Film Review: BARBARA RUDIN AND THE EXPLODING NY UNDERGROUND (USA 2018) ***1/2

Barbara Rubin and the Exploding NY Underground Poster
Trailer

Barbara Rubin’s twenty-nine-minute experimental film ‘Christmas on Earth’ caused a sensation when it first screened in New York City in 1963. Its orgy scenes, double projections and …See full summary »

Director:

Chuck Smith

This new doc educates on underground filmmaker Barbara Rubin who rose to fame from her 1964 art-porn so-called masterpiece “Christmas on Earth”, made when she was only 18 years old.  The film, showing segments (that are both shocking yet innovative) in the doc, shattered creative and sexist boundaries and shocked NYC’s experimental film scene.
Barbara worked for a large part other ‘career’ with Jonas Mekas at the Filmmaker’s Coop.  Barbara was instrumental in creating NYC’s thriving underground film community and a rare female voice in a world of powerful men.  A rebellious Zelig of the Sixties, she introduced Andy Warhol to the Velvet Underground and Bob Dylan to the Kabbalah.
But beyond shaping the spirit of the Sixties, Barbara was seeking the deeper meaning of life.  After retiring to a farm with Allen Ginsberg, she shocked everyone by becoming a Hasidic Jew.
For years, 94-year-old filmmaker Jonas Mekas has saved all of Barbara’s letters and cherished her memory.  Working with Mekas’ footage and rare clips from the Andy Warhol archives, the film reveals inside the world and mind of Barbara Rubin; a woman who truly believed that film could change the world and then vanished into obscurity.

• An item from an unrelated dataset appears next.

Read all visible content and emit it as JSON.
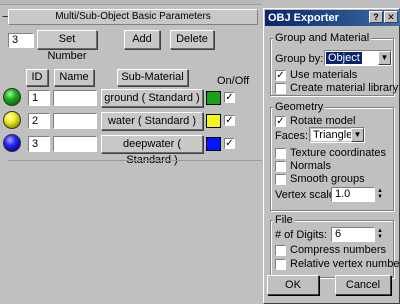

Like most biopics, the doc begin with the background and influences on the subject,  traces the rise to fame, then some grave downfall and then hopefully, their redemption to a sort of normalcy in life.  How interesting a biopic is usually is affected by how interesting the subject is.  Biopics are often accompanied by interviews with the subject, if still living, their friends and family with archive footage. This doc allows an identical path.

The Barbara Rudin doc can be divided int two parts.  The first charts her and her underground films and the second her lifestyle.  The two blend into each other, but the underground filmmaking slowly disappears as Barbara gets weirder and weirder.

The film gets as weird as its character.  Barbara’s most famous film was the art-porn CHRISTMAS ON EARTH.  One fo the film’s segments has her open letter to Disney asking them to finance her movie, she claiming that she was affected by SNOW WHITE AND THE SEVEN DWARFS.  The film also details the pure implausibility of what Barbara wants to have in the film  which is a galactic cast of famous stars and artists including The Beatles, Marlon Brando, Herman’s Hermits and a host of others.  Of course the film never got made.

The film’s most intriguing portion is the last this when Barbara begins to behave very erratically.  This is when the audience sees how crazy this woman can be.   At one point, she wanted to have children with Allen Ginsberg, who never wanted any.  When rejected, she became more isolated, depressed and crazy.  She finally showed up at an Orthodox Jewish orphanage and decided that that was her calling.  She denounced everything that she accomplished, friends included to learn the ways of the Orthodox Jew.

By the end of the film, one can end up either admiring Barbara as a gifted, independent go-getter who influenced the underground art world greatly or some tiresome opinionated commandeering bitch.  Whatever ones opinion on Barbara Rudin, one cannot deny that this woman was a force to be reckoned with.

The film has a limited release at the Royal Cinema.  Originally slated for showings on Aug 4 and 5th, the latter screening has been cancelled (but will be re-scheduled) due to the long weekend holidays.